- Directed by: Godfrey Grayson
- Written by: Vernon Harris (radio series); Alan Stranks;
- Produced by: Anthony Hinds
- Starring: Hugh Latimer; John Penrose; Annette D. Simmonds;
- Cinematography: Cedric Williams
- Edited by: Clifford Turner
- Music by: Frank Spencer
- Production company: Hammer Films
- Distributed by: Exclusive Films
- Release date: 23 July 1949;
- Running time: 67 minutes
- Country: United Kingdom
- Language: English

= The Adventures of PC 49 =

1949 British film by Godfrey Grayson

The Adventures of PC 49 (also known as The Case of the Guardian Angel) is a 1949 British second feature ('B') crime film directed by Godfrey Grayson, starring Hugh Latimer, John Penrose and Annette D. Simmonds. It was written by Vernon Harris and Alan Stranks based on the popular BBC radio series by Stranks. It was followed by a sequel, A Case for PC 49, in 1951.

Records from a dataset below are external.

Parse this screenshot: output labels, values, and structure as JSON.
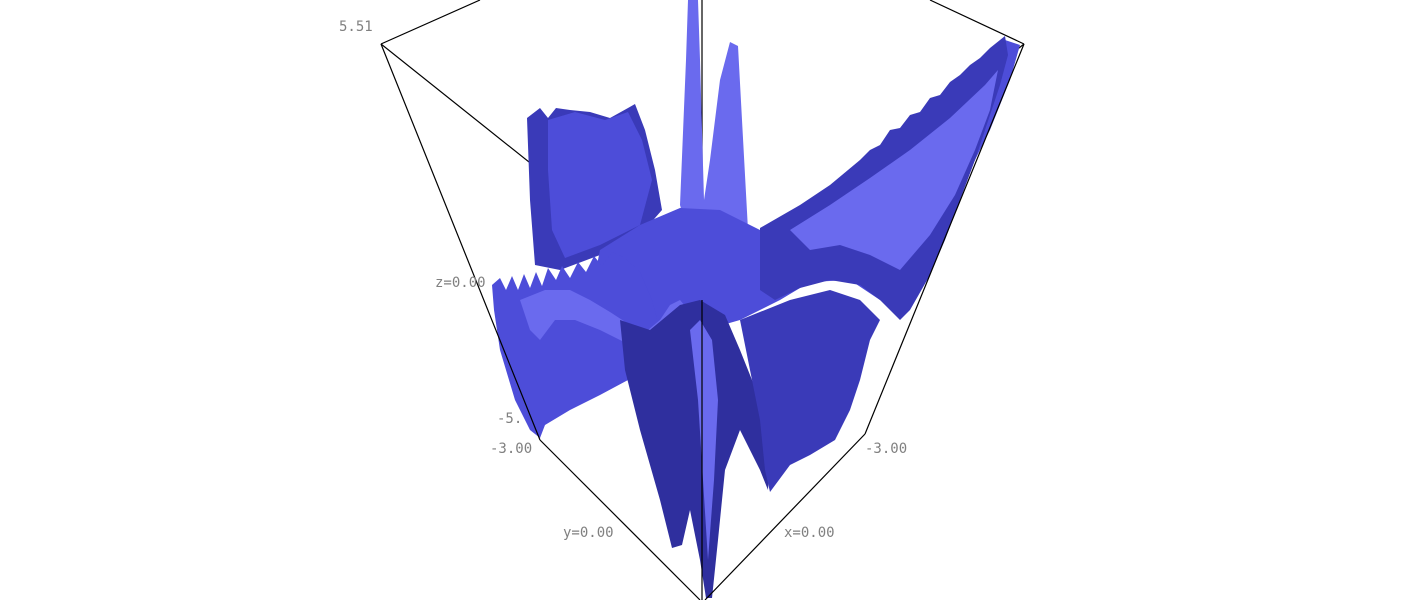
{
  "chart_data": {
    "type": "surface3d",
    "title": "",
    "surface_color": "#4d4dd9",
    "background": "#ffffff",
    "box_color": "#000000",
    "label_color": "#808080",
    "z_range": [
      -5.51,
      5.51
    ],
    "x_range": [
      -3.0,
      3.0
    ],
    "y_range": [
      -3.0,
      3.0
    ],
    "labels": {
      "z_max": "5.51",
      "z_mid": "z=0.00",
      "z_min": "-5.51",
      "z_min_visible": "-5.",
      "y_min": "-3.00",
      "y_mid": "y=0.00",
      "x_min": "-3.00",
      "x_mid": "x=0.00"
    },
    "features": [
      {
        "name": "central-spike",
        "z": 5.51
      },
      {
        "name": "front-trough",
        "z": -5.51
      },
      {
        "name": "left-plateau",
        "z": 3.5
      },
      {
        "name": "right-ridge",
        "z": 4.5
      },
      {
        "name": "left-ripple-band",
        "z": 0.5
      }
    ]
  }
}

There were six children's annuals containing stories of PC 49 published in England, as well as an annual reprinting of his strips in the Eagle comic.

==Plot==
P.C. 49 – Police Constable Archibald Berkeley-Willoughby – infiltrates a gang specializing in stealing loads of whisky from lorries. He adopts the alias Vince Kelly, but one of the gang members (Skinny Ellis) recognizes him as a cop. With his girlfriend Joan's help, he brings the ringleader Ma Brady and her henchmen to justice.

==Cast==
- Hugh Latimer as P.C. Archibald Berkeley-Willoughby
- John Penrose as Barney
- Annette D. Simmonds as Carrots
- Pat Nye as Ma Brady
- Patricia Cutts as Joan Carr
- Michael Ripper as Fingers
- Martin Benson as Skinny Ellis
- Arthur Lovegrove as Bill
- Arthur Brander as Inspector Wilson
- Eric Phillips as Sergeant Wright
- Billy Thatcher as Ted Burton
- Jim O'Brady as lorry driver

== Reception ==
Kine Weekly wrote: "Its sense of humour is keen and its romantic asides lively. There is no danger of it being taken too seriously. Jolly and exciting crime fiction, it is particularly well-equipped to meet general second-feature needs. But we're blowed if we know why the Censor has given it an 'A' certificate."

Picturegoer wrote: "His first excursion into films, though a little too conventional in treatment, follows a much-enjoyed, much-traced pattern."

Picture Show wrote: "Based on the B.B.C. series, this is a hearty, fast-moving melodrama in which the University graduate policeman rounds up a gang of warehouse robbers. Lively direction, vigorous acting."

In British Sound Films: The Studio Years 1928–1959 David Quinlan rated the film as "average", writing: "Unconventional radio character somewhat straitjacketed in conventional plot."